Three different power steering boxes are found on these Toyotas. An early-style 4WD box was used on 1986 to 1988 pickups and 1986 to 1989 4Runners. Later-style boxes were used on 1989 to 1995 pickups and 1990 to 1995 4Runners. Externally the early and late boxes vary in that the input section of the box is about an inch shorter on the early version. Internally they differ as well. There are also two later boxes with the year split about 1991 to 1992. Externally these seem very similar, but inside the power piston nut and sector shaft gearing is different. Also, the later boxes have a quicker internal gearing ratio, taking fewer turns of the steering wheel to fully exercise the range of the box. All year boxes mount the same way, and the hose tap locations are the same.
These steering boxes work well for adding hydro assist and can easily be tapped to provide the pressurized fluid for the hydraulic ram. Essentially we are using the pressurized fluid exerted on one side or the other on the piston, and routing it to one end or the other of the hydraulic-assist steering ram. One line will be pressurized when turning left and the other when turning right.

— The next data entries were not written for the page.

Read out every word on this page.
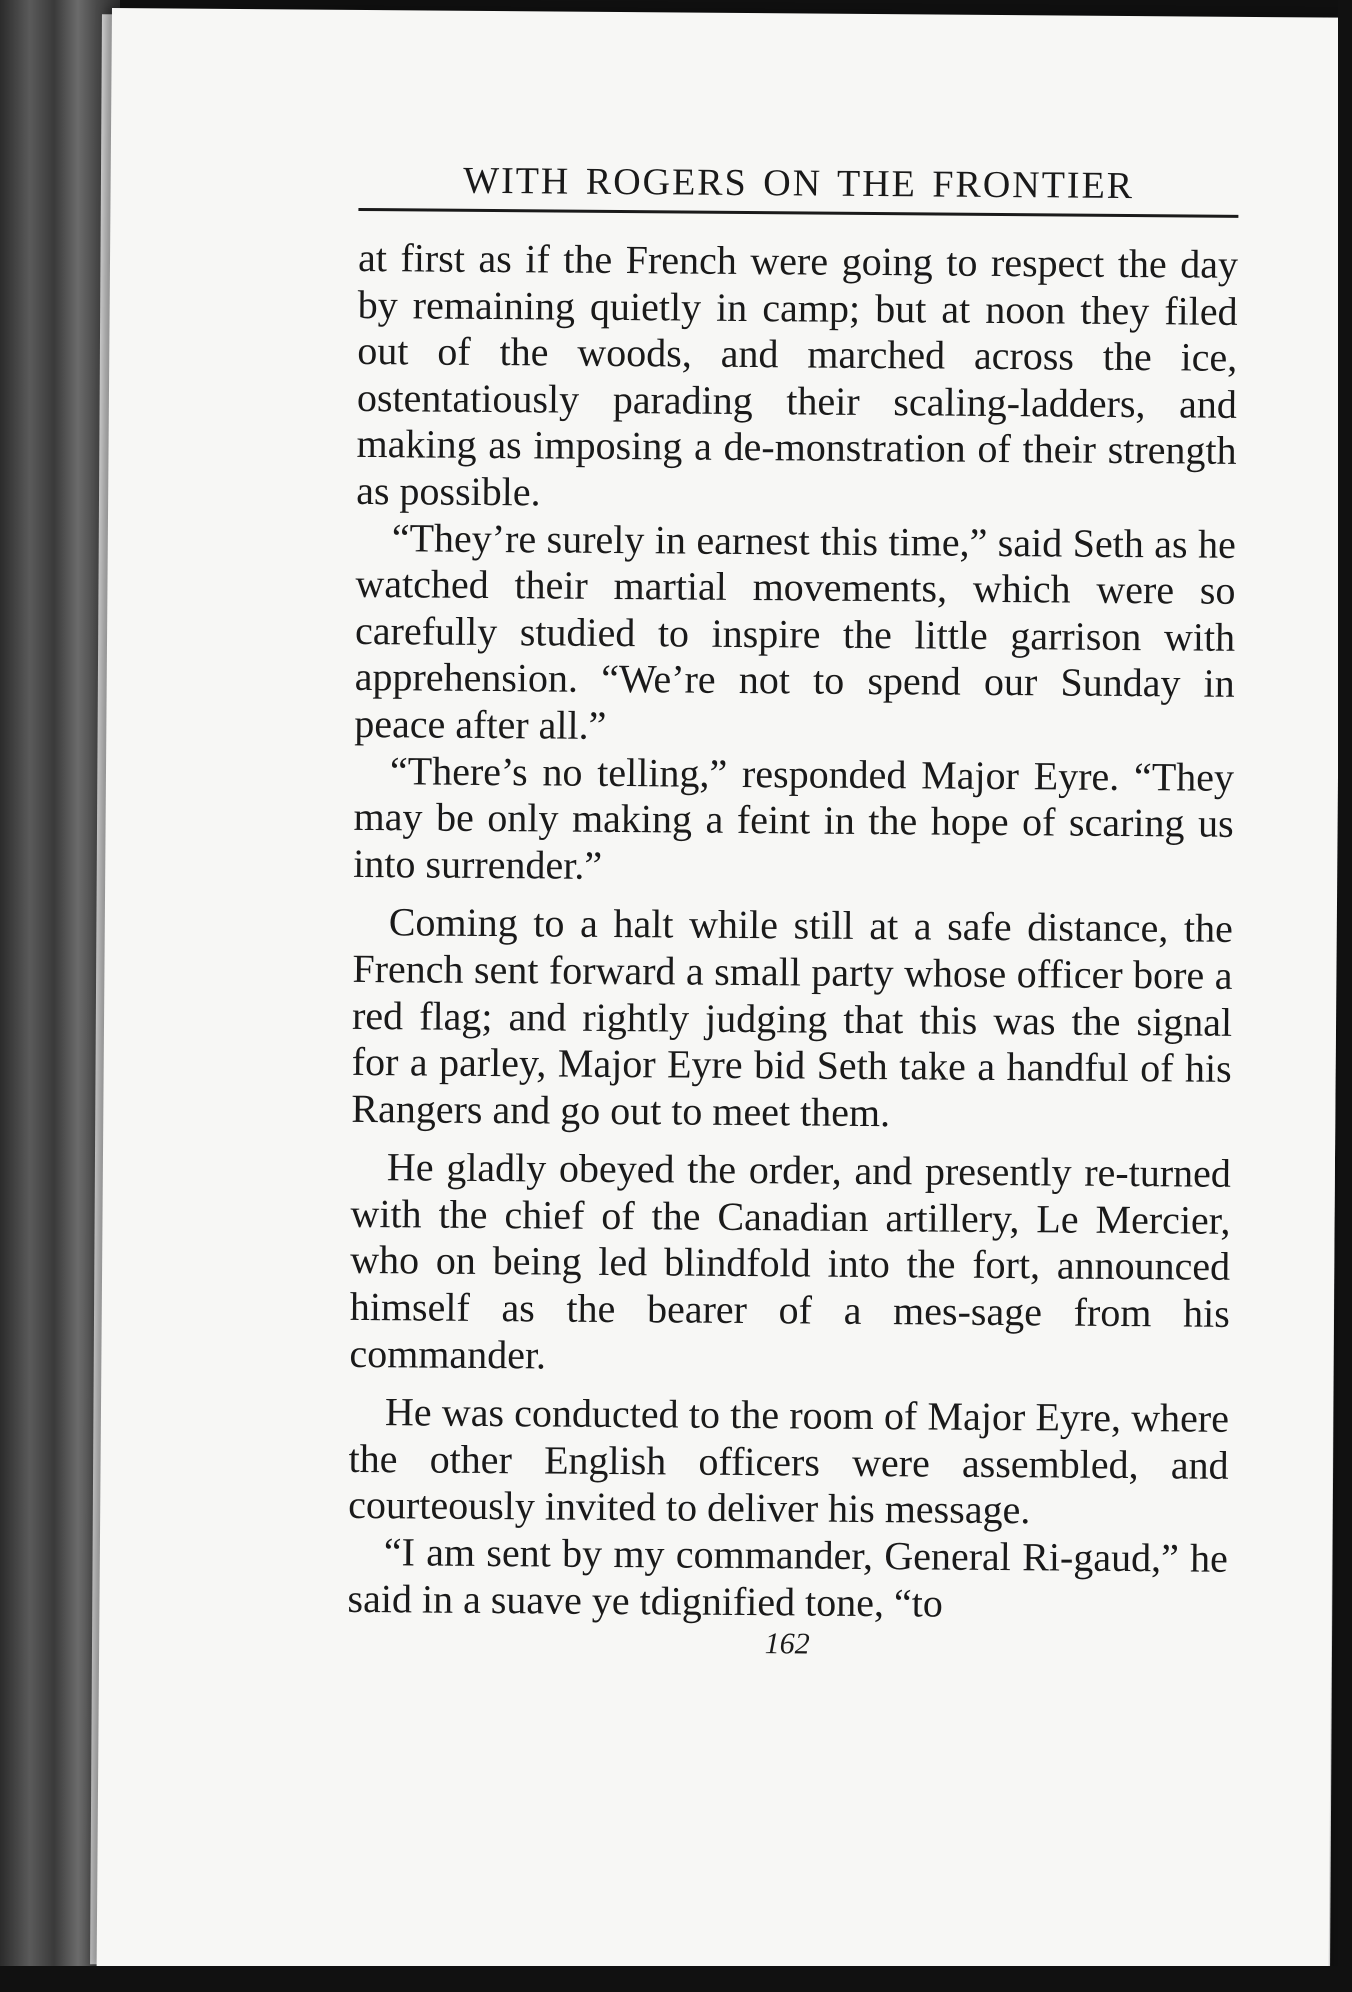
WITH ROGERS ON THE FRONTIER

at first as if the French were going to respect the day by remaining quietly in camp; but at noon they filed out of the woods, and marched across the ice, ostentatiously parading their scaling-ladders, and making as imposing a de-monstration of their strength as possible.

“They’re surely in earnest this time,” said Seth as he watched their martial movements, which were so carefully studied to inspire the little garrison with apprehension. “We’re not to spend our Sunday in peace after all.”

“There’s no telling,” responded Major Eyre. “They may be only making a feint in the hope of scaring us into surrender.”

Coming to a halt while still at a safe distance, the French sent forward a small party whose officer bore a red flag; and rightly judging that this was the signal for a parley, Major Eyre bid Seth take a handful of his Rangers and go out to meet them.

He gladly obeyed the order, and presently re-turned with the chief of the Canadian artillery, Le Mercier, who on being led blindfold into the fort, announced himself as the bearer of a mes-sage from his commander.

He was conducted to the room of Major Eyre, where the other English officers were assembled, and courteously invited to deliver his message.

“I am sent by my commander, General Ri-gaud,” he said in a suave ye tdignified tone, “to

162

Here is what it takes to tear down, tap, and reassemble a Toyota IFS steering box. This particular steering box was from a 1994 4Runner. Steering boxes typically leak a good bit of fluid during disassembly. The Toyota service manual provides a far more detailed description of the rebuild than what we can show here. Should you happen to fully unscrew the power piston during the process, you will spill out the ball bearings inside. The Toyota manual provides instructions for their reassembly, and we have used them with success in the past.